The other performers have difficulty committing even as much as Camp does. John Livingstone Rolle, as both Odysseus and Agamemnon, behaves with a staid, deflated manner that conveys none of the power either man has over Hecuba or her charges. Carolyn Rattaray portrays both of Hecuba's children with an adolescent modernity that's not in keeping with the serious, timeless atmosphere Sobel is generally successful at evoking. The chorus of captive Trojan women (Rachel Botchan, Vinie Burrows, and Carol Schultz) look and sound as if they're refugees from a bus-and-truck production of Les Miserables.
Only Dominic Cuskern manages to connect with both his roles and with us: As the Greek herald Talthybius, he's utterly reserved and stately, restricting his movement to only the most necessary gestures and steps; when he reappears later as Polymestor, he communicates absolute authority that, when ripped away from him by Hecuba's actions, destroys him from the inside out.
The mask he's wearing (designed by James Seffens) seems to adjust itself from a neutral visage to one of abject sorrow. Yes, his tears, of both saline and blood, are merely fabric extensions the actor yanks from the mask's eye sockets. Yet Cuskern's cries, which both boom and sear, are drenched with the very essence of heartbreak. For the first time, you not only feel the character's pain but you understand the true point of the evening: the consequences of unchecked vengeance can all too easily extend beyond the immediate.

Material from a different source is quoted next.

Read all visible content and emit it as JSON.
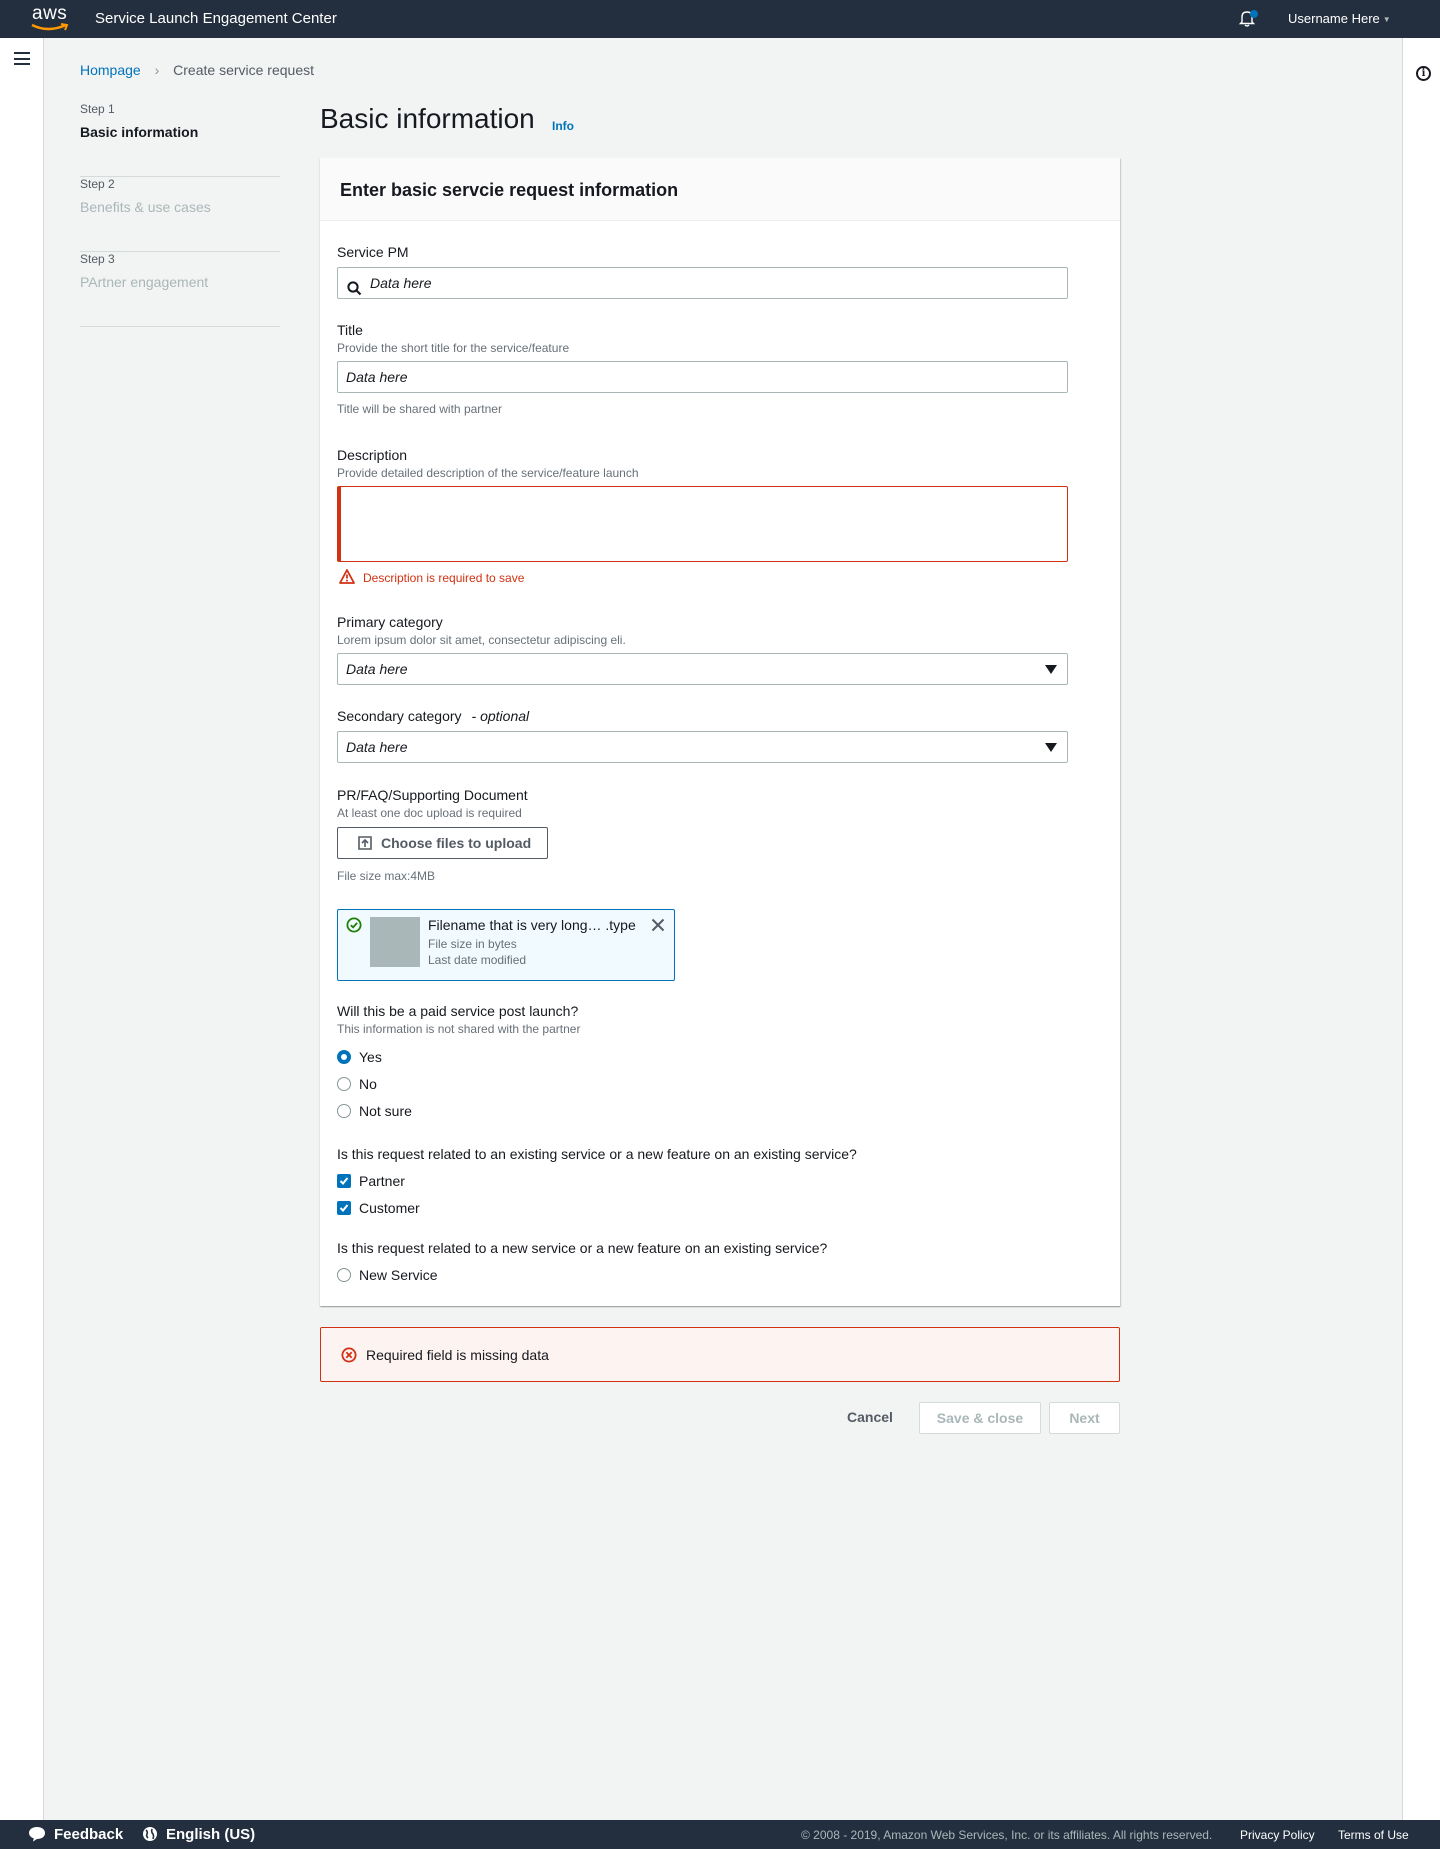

And this makes you feel wholly in sync with Euripides, who comprehended with absolute clarity the basest hopes, needs, and fears of the heart and could render them theatrically enough to shock and stun us some 2400 years later. Cuskern's breakdown unites you spiritually with the first audiences ever to see Hecuba, forcing you to experience Polymestor's emotions and points of view as if for the first time.
It's simply tour-de-force work, of a complexity otherwise unmatched in this production - it also makes you realize just how much Polymestor and Hecuba really do have in common. So, one must wonder: Has Cuskern ever considered trying out for the title role?